Counting for Olympic Weightlifting

For those of you thinking about doing your first weightlifting meet, you’ll need to learn how to count. Counting for an Olympic lifting meet is critical for timing your warm ups and making sure you’re ready when your name is called and the bar is loaded. For those who don’t know the way a weightlifting meet works, each athlete gets three attempts to snatch as heavy as possible and the three attempts to clean and jerk as heavy as possible. The bar is always going up in weight. You must go when the bar is at the weight that you want to attempt. If two or more athletes want the same weight, the one with the lower attempt will go first. When the bar is loaded, an athlete has one minute to start the lift. If an athlete is following himself, he is given two minutes instead of one. For example, say there are three athletes named A, B, and C (their parents were super weird to name them that), and A is opening at 100 kilos, B is opening at 105 kilos, and C is opening at 115 kilos. The bar is loaded to 100 kilos and A goes first and makes it, and he wants 105 kilos for his 2nd attempt.

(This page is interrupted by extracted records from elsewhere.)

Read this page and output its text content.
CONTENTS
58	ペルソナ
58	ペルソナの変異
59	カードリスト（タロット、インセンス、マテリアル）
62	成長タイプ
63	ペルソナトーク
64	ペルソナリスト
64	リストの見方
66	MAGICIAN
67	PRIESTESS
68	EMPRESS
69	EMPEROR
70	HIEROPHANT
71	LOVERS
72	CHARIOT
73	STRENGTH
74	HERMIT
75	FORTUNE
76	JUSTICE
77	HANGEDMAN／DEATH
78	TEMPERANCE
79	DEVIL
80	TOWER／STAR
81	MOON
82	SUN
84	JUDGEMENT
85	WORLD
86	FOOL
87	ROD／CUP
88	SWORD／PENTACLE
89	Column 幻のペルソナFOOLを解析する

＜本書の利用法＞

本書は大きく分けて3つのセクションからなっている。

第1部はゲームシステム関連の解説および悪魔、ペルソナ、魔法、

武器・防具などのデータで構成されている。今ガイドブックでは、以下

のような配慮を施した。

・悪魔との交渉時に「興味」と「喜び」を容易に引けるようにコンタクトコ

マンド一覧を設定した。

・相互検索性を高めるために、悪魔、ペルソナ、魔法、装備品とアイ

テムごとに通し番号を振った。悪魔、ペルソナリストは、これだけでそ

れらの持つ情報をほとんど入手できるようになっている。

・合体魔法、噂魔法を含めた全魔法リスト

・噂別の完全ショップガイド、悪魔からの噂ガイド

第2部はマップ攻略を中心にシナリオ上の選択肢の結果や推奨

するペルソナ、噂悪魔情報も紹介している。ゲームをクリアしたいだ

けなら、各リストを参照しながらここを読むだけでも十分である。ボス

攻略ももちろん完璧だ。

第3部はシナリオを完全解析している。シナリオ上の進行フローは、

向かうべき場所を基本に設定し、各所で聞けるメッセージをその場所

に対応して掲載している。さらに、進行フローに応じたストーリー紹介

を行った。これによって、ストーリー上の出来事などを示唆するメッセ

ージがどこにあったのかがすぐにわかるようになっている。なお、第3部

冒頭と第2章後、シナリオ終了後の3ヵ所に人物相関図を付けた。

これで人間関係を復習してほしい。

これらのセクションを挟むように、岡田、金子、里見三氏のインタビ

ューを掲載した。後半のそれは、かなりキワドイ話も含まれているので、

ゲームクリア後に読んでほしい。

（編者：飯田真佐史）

The bar is then loaded to 105 kilos and since B is on his first attempt, he goes first, followed by A. They both make it, and A goes to 110 kilos and B goes to 112 kilos. They both miss – B missing his 2nd and 3rd attempts at 112 kilos. So, A and B are finished before C has even started. This is why counting is so important. C might have been thinking that two people are before him, and that he would be up in two minutes, but that actually took seven minutes. When there are more people at the meet, this time can add up quickly and you may have 45 minutes before you start. So, to count attempts, you look at the judge’s table and make assumptions about other athletes’ attempts to see when you’ll be up. Each attempt roughly works out to one minute. Now you know when to start warming up and you’ll check back periodically to see if the timing changes and adjust your warm up accordingly. There are a lot of other aspects to “meet day” that deal with the counting system and manipulating attempt selection to be successful, but now you know the basics to get started.